Conducted in association with Kokilaben Dhirubhai Ambani Hospital, students took up this social initiative to promote the noble cause of donating blood

‘Donate Blood, Save Lives,’ said a poster created by the students of Whistling Woods International (WWI) who initiated the country’s largest student-led Blood Donation Drive at the institute today. A simple yet powerful message was conveyed by these students who got an overwhelming support from over 350 donors for their campaign. It was an open for all camp conducted in association with Kokilaben Dhirubhai Ambani Hospital.

The donation drive was an excellent showcase of students putting their skills to use for the greater good of the society. It also helped the people to understand that their little contribution can prove to be of great help to others.

What set this drive apart from other such campaigns were the innovative activities planned by the students. They showcased their talent and entertained the donors through street plays, short story and poem recitals, dance performances, and painting competitions. They had even decorated the institute’s lobby with a photo gallery in sync with the theme, ‘Extending a Helping Hand’. With reference to the theme, the students also encouraged every supporter and donor to leave colourful imprints of their hands on the ‘Pledge Wall’ and encouraged everyone to support the noble cause of blood donation.

Speaking on the occasion Meghna Ghai Puri, President of Whistling Woods International (WWI), said, “It is a proud feeling to see our students have not just learnt their curriculum, but much more.

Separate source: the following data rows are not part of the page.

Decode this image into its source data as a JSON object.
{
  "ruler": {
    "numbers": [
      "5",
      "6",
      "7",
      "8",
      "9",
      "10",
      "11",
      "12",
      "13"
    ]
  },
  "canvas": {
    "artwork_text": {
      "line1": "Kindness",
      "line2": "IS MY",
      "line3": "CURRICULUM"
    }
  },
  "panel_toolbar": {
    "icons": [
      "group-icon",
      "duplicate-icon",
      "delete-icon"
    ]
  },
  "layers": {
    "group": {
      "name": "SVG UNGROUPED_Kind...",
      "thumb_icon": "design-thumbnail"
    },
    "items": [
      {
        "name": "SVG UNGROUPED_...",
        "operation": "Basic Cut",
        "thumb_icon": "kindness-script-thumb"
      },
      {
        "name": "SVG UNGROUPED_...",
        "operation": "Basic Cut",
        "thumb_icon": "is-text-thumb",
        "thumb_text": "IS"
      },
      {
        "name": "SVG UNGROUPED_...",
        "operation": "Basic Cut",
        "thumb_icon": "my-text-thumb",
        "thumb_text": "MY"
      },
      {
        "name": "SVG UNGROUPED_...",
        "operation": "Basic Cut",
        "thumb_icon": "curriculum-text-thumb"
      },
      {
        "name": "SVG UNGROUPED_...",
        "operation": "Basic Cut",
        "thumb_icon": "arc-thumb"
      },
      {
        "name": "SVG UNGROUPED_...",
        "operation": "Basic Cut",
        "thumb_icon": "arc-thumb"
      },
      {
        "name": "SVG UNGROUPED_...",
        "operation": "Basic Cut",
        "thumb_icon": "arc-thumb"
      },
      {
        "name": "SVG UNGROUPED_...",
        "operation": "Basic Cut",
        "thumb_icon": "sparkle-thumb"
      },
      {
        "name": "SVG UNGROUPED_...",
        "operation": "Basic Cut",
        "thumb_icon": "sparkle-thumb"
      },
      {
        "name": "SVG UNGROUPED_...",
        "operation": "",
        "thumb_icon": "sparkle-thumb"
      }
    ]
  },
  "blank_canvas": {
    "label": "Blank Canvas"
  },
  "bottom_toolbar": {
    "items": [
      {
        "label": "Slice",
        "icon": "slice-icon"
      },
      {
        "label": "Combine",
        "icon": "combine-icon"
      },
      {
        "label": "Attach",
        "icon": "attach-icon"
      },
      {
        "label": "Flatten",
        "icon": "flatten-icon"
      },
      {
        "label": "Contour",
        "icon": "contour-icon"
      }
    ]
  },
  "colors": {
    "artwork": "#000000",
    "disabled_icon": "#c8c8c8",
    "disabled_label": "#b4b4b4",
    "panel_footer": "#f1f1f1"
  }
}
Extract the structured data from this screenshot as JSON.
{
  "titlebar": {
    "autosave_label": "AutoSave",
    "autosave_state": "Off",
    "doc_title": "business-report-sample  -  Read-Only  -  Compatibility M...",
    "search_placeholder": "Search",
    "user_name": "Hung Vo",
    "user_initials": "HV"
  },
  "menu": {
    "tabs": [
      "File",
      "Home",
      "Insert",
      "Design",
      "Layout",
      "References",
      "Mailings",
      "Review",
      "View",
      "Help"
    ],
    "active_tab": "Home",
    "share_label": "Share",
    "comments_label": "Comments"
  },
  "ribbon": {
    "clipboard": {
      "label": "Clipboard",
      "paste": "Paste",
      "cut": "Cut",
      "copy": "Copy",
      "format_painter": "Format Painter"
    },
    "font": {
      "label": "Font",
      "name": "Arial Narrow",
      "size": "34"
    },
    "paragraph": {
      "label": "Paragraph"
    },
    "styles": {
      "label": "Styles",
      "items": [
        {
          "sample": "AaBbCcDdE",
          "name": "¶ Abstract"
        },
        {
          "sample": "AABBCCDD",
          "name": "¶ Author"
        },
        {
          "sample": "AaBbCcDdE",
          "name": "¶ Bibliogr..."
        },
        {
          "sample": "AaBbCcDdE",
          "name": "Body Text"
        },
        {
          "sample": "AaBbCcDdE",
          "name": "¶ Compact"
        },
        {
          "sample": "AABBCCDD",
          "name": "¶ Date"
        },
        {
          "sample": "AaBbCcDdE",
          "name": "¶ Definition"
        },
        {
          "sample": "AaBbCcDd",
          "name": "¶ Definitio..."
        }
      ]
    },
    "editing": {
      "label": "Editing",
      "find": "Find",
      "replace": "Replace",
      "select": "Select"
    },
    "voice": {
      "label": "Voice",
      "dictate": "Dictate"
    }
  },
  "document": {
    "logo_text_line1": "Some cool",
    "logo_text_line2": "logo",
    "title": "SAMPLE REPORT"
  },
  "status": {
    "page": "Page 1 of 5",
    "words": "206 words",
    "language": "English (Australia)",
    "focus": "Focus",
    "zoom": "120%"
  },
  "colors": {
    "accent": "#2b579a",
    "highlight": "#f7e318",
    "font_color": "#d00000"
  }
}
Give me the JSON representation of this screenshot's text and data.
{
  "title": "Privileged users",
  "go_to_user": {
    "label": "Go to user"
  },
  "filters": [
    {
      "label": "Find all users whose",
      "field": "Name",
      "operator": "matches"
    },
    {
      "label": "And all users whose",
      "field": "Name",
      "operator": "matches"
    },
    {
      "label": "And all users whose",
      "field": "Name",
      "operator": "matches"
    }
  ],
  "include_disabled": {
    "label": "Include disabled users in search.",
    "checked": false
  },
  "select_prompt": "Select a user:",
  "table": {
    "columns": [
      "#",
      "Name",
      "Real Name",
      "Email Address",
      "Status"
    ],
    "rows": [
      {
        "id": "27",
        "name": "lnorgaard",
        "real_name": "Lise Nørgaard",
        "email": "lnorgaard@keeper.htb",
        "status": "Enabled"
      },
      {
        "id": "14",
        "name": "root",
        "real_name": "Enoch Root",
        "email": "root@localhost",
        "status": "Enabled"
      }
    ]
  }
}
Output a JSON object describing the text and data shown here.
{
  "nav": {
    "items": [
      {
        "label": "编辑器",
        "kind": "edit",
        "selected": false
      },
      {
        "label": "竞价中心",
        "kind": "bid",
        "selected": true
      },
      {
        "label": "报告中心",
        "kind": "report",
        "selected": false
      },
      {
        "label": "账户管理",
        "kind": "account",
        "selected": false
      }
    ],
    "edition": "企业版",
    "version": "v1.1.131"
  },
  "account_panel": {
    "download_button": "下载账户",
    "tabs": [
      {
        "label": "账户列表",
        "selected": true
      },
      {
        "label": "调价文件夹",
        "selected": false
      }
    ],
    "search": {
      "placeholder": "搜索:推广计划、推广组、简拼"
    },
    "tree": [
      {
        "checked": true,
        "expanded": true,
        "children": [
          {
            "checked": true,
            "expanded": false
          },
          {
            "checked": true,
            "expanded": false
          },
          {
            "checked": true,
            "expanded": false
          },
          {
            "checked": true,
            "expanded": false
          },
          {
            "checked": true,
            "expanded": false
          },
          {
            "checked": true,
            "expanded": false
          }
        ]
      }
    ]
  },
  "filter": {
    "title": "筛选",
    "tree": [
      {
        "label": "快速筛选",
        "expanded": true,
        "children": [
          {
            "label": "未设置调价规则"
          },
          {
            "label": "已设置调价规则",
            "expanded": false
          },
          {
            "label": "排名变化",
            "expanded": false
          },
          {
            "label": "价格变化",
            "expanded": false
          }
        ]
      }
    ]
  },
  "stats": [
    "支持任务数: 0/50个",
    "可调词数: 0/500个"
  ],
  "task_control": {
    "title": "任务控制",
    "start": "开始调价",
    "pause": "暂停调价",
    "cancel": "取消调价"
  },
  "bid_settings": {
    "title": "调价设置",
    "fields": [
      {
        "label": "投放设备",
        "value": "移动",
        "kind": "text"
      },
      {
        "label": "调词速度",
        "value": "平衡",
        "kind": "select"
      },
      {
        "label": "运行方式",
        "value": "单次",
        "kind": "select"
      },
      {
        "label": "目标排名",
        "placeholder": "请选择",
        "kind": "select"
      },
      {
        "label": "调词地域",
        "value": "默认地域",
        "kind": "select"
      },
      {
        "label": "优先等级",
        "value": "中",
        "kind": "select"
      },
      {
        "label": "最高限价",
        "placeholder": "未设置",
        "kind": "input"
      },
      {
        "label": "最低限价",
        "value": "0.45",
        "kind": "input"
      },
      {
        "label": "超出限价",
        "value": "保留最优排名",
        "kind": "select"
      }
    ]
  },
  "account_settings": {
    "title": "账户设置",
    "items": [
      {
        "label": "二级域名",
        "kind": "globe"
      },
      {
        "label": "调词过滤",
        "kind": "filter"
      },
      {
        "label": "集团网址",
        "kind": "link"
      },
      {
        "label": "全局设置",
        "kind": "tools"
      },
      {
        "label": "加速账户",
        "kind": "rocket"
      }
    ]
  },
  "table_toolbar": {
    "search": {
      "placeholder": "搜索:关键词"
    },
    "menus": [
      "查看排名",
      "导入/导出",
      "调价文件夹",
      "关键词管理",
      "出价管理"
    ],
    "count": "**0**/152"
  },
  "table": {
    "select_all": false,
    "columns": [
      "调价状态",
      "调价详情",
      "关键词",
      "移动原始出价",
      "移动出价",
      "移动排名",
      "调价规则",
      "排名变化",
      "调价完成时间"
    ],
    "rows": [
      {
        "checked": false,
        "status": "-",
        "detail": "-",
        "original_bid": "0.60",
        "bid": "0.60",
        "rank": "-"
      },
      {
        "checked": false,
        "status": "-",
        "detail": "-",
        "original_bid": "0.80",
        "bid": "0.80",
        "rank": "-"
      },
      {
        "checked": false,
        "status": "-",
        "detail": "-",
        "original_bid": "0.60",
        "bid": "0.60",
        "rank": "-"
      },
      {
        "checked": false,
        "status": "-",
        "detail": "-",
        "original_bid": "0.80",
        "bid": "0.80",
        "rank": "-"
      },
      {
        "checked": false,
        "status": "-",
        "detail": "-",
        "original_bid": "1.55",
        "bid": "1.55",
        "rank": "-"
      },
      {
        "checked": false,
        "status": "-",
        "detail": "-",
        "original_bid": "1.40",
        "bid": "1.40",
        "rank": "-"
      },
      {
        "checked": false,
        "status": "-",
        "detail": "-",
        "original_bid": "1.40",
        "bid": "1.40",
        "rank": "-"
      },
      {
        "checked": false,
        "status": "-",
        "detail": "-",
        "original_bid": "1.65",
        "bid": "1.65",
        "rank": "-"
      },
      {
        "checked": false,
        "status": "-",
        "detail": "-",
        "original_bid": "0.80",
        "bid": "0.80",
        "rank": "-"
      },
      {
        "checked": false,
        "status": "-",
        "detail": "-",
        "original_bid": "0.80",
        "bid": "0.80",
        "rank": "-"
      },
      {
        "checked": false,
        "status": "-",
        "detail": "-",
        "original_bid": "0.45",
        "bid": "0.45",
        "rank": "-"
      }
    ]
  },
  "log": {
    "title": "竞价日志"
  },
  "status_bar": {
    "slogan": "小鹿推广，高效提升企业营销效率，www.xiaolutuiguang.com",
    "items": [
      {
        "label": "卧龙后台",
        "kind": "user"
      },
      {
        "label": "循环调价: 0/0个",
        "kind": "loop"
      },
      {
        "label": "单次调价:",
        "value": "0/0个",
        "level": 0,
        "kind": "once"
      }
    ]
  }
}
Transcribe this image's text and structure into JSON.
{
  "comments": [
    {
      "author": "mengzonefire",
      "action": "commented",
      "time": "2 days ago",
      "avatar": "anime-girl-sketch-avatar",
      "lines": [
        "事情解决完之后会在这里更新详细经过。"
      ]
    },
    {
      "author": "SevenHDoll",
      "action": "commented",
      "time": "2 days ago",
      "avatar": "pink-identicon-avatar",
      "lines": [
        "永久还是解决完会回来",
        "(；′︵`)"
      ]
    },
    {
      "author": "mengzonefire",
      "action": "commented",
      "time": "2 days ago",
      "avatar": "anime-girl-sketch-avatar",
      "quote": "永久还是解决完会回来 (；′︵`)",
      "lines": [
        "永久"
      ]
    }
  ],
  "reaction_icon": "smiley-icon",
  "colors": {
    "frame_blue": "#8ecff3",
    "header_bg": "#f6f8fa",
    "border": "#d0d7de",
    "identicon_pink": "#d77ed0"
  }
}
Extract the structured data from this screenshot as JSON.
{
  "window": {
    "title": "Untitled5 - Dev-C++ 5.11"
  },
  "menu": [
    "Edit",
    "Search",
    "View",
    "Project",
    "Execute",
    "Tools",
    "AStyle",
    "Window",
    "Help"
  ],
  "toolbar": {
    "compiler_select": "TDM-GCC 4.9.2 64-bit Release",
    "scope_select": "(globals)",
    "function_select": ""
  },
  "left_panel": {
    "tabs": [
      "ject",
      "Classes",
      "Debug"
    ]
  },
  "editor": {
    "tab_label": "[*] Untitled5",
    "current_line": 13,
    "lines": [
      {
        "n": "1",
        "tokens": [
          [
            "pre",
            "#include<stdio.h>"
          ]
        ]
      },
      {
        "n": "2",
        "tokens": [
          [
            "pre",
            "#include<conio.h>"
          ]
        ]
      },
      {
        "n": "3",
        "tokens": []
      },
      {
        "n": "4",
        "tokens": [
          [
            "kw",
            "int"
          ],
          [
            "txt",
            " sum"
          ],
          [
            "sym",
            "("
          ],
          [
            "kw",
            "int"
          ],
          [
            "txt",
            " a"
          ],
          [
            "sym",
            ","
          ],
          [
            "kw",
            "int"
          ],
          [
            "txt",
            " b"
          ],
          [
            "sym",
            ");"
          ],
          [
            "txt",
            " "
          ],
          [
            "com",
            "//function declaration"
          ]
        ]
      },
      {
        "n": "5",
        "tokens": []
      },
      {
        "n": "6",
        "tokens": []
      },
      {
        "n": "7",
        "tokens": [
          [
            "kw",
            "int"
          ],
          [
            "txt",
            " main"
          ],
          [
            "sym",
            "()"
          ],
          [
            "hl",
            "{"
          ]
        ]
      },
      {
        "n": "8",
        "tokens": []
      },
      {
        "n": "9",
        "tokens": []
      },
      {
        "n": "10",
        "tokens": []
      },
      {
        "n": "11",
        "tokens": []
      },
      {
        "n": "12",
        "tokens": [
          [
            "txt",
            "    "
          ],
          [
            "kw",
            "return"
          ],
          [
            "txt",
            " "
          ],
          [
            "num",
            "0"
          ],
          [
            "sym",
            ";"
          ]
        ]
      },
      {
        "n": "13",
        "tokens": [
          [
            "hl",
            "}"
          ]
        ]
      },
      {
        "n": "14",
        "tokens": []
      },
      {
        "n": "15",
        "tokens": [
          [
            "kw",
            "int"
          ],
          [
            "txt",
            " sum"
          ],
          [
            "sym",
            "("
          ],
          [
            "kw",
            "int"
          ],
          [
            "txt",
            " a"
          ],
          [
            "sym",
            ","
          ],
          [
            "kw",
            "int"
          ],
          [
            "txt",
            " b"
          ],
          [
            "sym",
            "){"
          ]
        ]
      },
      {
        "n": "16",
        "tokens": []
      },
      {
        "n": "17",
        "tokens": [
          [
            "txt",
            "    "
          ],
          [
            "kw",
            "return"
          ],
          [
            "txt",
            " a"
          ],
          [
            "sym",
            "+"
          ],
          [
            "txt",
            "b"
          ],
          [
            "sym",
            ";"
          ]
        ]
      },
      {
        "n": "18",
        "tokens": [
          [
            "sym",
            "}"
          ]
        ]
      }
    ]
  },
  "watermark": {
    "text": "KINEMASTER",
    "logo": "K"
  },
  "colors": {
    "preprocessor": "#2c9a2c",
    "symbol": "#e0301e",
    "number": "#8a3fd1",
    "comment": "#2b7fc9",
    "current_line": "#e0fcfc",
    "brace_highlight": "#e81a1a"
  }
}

It is admirable to see them synergize and put together an initiative for a noble cause. It takes dedication and perseverance to administer a Blood Donation Drive of this stature; their effort towards this is commendable. We will continue to support them in this, and other similar endeavours.”

The spirit of humanity and helping save a life had created an aura of positivity at the campus. The camp was a day long activity which started at 11 am and went on until 4 pm.